Erica considered that for a moment, then ran from her pillar to mine. I couldn’t be quite sure, but it appeared that she moved a fraction of a second slower than she was capable of, giving the enemy agents the tiniest bit more time to react.
Three of them sprang from their hiding places and opened fire. Bullets tore into the pillar as Erica dove behind it.
Catherine hit one of the enemy in the arm with a dart. She collapsed with a groan, thwacking her head on a caryatid.
Five agents left. Six darts.
A few large chunks of pillar, loosened by the bullets, tumbled to the ground.
Erica picked one up and showed it to me. “Big enough?”
“Yes,” I said, impressed.
“Good,” Erica said, then tossed her gun to Mike. “You’re on guard duty. I’ll get the other supplies.”
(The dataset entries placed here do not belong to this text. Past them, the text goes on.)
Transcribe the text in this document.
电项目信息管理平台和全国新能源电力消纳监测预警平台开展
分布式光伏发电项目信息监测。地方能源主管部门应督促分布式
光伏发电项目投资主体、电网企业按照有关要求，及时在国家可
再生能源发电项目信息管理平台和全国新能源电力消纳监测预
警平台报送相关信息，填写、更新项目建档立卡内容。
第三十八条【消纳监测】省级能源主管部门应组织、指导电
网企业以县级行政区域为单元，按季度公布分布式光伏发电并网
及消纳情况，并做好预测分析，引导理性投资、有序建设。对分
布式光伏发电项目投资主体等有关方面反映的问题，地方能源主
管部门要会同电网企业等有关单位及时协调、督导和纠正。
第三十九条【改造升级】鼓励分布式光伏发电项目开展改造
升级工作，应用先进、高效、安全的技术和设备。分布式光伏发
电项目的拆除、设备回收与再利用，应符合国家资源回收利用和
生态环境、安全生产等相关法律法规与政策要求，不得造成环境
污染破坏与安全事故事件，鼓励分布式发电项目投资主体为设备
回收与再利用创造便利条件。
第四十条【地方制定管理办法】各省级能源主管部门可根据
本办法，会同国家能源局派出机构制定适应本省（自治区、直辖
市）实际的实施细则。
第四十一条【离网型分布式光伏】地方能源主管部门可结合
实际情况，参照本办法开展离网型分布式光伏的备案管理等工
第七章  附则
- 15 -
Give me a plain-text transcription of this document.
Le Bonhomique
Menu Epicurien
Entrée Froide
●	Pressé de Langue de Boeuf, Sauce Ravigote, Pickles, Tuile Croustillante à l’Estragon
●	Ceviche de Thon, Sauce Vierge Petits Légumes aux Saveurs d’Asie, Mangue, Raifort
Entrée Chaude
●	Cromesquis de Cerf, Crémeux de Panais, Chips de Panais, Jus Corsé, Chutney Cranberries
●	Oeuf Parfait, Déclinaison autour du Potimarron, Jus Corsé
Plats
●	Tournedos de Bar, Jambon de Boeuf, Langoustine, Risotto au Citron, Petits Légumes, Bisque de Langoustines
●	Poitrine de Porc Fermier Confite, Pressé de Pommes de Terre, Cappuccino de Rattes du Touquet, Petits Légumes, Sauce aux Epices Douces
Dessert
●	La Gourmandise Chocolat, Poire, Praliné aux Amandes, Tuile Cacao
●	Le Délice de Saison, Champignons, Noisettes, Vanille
“You trust him with a gun but not me?” Alexander asked, hurt.
“Yes.” Erica removed a small black device from her utility belt and slapped it into my hand. “Laser pointer.” Then she reached under the top of her sleek black outfit.
“Erica!” her mother gasped, horrified. “What are you doing?”
“We need a way to throw this stone hard,” Erica said. “I’m getting a sling.” With that, she deftly removed her bra.
I averted my eyes.
“Please,” Erica said. “It’s just underwear. Now, let me know where you need me to throw this.” She dropped the stone into one of her bra cups and began to whirl it around.
I aimed the laser at the exact point I had calculated the stone needed to hit. I wouldn’t have trusted anyone else to make the shot, but I was quite sure Erica could handle it. She was the student-body champion in every single marksmanship competition. Whereas I was lucky to ever come within eight feet of the target.
Catherine, who was already upset that her daughter was using her underwear as a weapon, now paled when she saw where I was aiming. “Oh no. I don’t like any of this one bit.”
Erica leapt from behind the pillar once again, whipping the stone around in her bra.
The enemy agents made a sudden, coordinated attack, all leaping from their hiding places at once and opening fire.
Erica let go of her bra and tumbled across the floor to the cover of another pillar. The stone sailed through the hail of bullets, flew across the room—and nailed the giant granite orb at the exact spot I had marked.
The orb rocked slightly, but that was all it needed to dislodge from its delicate perch on the top of the obelisk. There was a crack like a gunshot as it broke free, and then it crashed to the floor and began rolling across the gallery.
The noise caught the enemy agents by surprise. They reflexively looked that way, which allowed Catherine and Mike to shoot two more of them.
The remaining agents found, to their dismay, that they were directly in the path of the giant orb. While they scrambled out of the way, we raced from the temple and fell into line behind the ball, keeping it between us and our enemies as it rolled through the gallery.